When such situations arise the parties should definitely enter into a Non-Disclosure Agreement often referred to as an “NDA”; however care should be taken not to place too much reliance upon an NDA.

First, the NDA typically includes the following exclusions from confidential information being protected: (i) entered the public domain without receiving party’s breach of any obligation owed disclosing party; or (ii) became known to Receiving Party prior to disclosing Party’s disclosure of such information to receiving party; or (iii) became known to receiving party from a source other than disclosing party other than by the breach of an obligation of confidentiality owed to disclosing party, or (iv) was independently developed by receiving party without reference to confidential information and such independent development is adequately documented.

The receiving party may attempt to apply one or more of these exemptions from the NDA to make use of the confidential information.

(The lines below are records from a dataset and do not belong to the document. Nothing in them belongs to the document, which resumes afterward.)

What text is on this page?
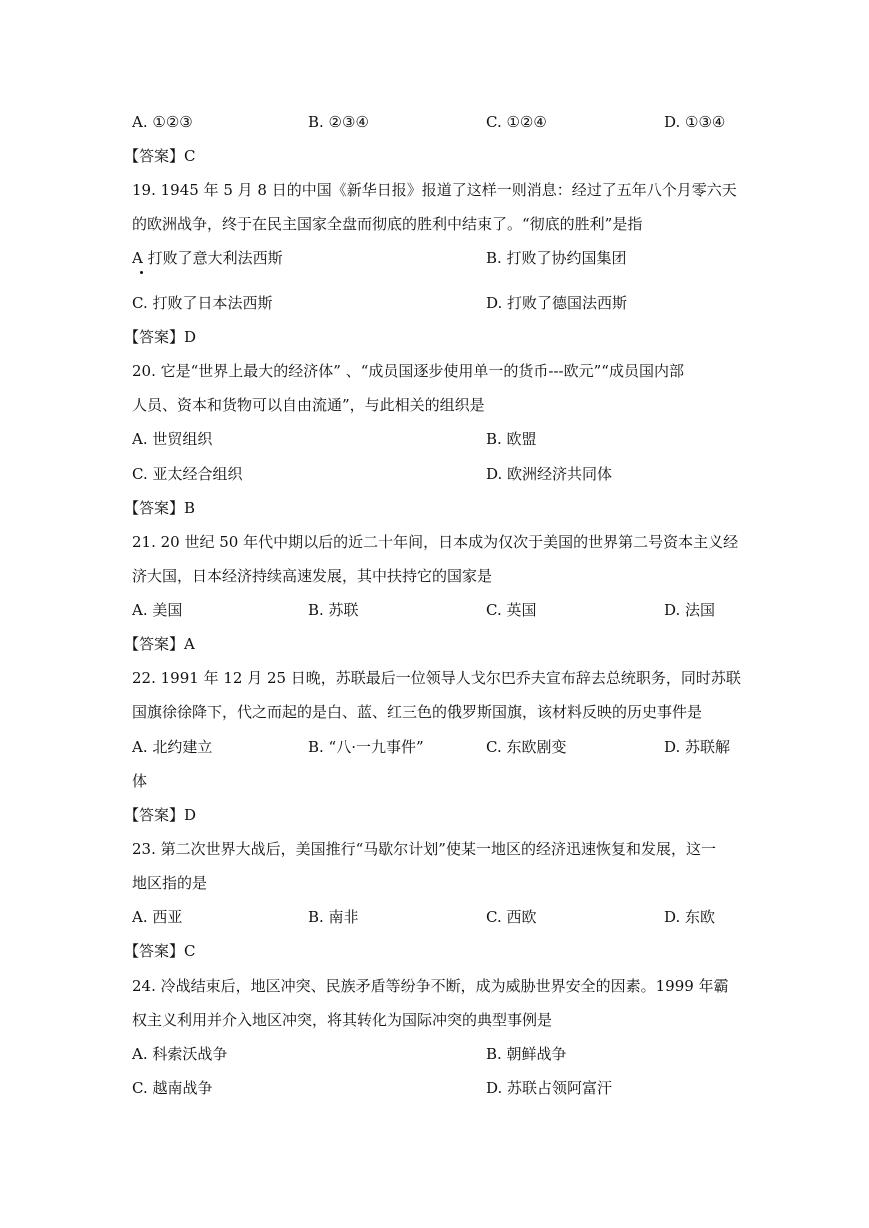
A. ①②③	B. ②③④	C. ①②④	D. ①③④
【答案】C
19. 1945 年 5 月 8 日的中国《新华日报》报道了这样一则消息：经过了五年八个月零六天
的欧洲战争，终于在民主国家全盘而彻底的胜利中结束了。“彻底的胜利”是指
A 打败了意大利法西斯	B. 打败了协约国集团
C. 打败了日本法西斯	D. 打败了德国法西斯
【答案】D
20. 它是“世界上最大的经济体” 、“成员国逐步使用单一的货币---欧元”“成员国内部
人员、资本和货物可以自由流通”，与此相关的组织是
A. 世贸组织	B. 欧盟
C. 亚太经合组织	D. 欧洲经济共同体
【答案】B
21. 20 世纪 50 年代中期以后的近二十年间，日本成为仅次于美国的世界第二号资本主义经
济大国，日本经济持续高速发展，其中扶持它的国家是
A. 美国	B. 苏联	C. 英国	D. 法国
【答案】A
22. 1991 年 12 月 25 日晚，苏联最后一位领导人戈尔巴乔夫宣布辞去总统职务，同时苏联
国旗徐徐降下，代之而起的是白、蓝、红三色的俄罗斯国旗，该材料反映的历史事件是
A. 北约建立	B. “八·一九事件”	C. 东欧剧变	D. 苏联解
体
【答案】D
23. 第二次世界大战后，美国推行“马歇尔计划”使某一地区的经济迅速恢复和发展，这一
地区指的是
A. 西亚	B. 南非	C. 西欧	D. 东欧
【答案】C
24. 冷战结束后，地区冲突、民族矛盾等纷争不断，成为威胁世界安全的因素。1999 年霸
权主义利用并介入地区冲突，将其转化为国际冲突的典型事例是
A. 科索沃战争	B. 朝鲜战争
C. 越南战争	D. 苏联占领阿富汗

Second, courts have failed to enforce an NDA when the receiving party demonstrated that the disclosing party had not adequately protected the confidentiality of the information to qualify as a trade secret. See n Closures, Inc. v. Block & Co. v. Block and Co., Inc., Case Nos. 13-3906 & 14-1097 (7th Cir. December 22, 2014)(Seventh Circuit applying Illinois law). For the full opinion, please click here.

Third, it can be very difficult to prove that the receiving party disclosed the information to a third party.

Lastly, while an NDA will typically provide for injunctive relief (i.e. a court order preventing future disclosure), a company seeking monetary compensation for the disclosure will have to establish economic damages (i.e. money lost). That, as a practical matter, is difficult.

The bottom line is if you are disclosing confidential information, you should get an NDA, but be careful what is disclosed. Critical information should either not be disclosed, or the disclosure should be carefully limited so as to make copying and transmission practically impossible.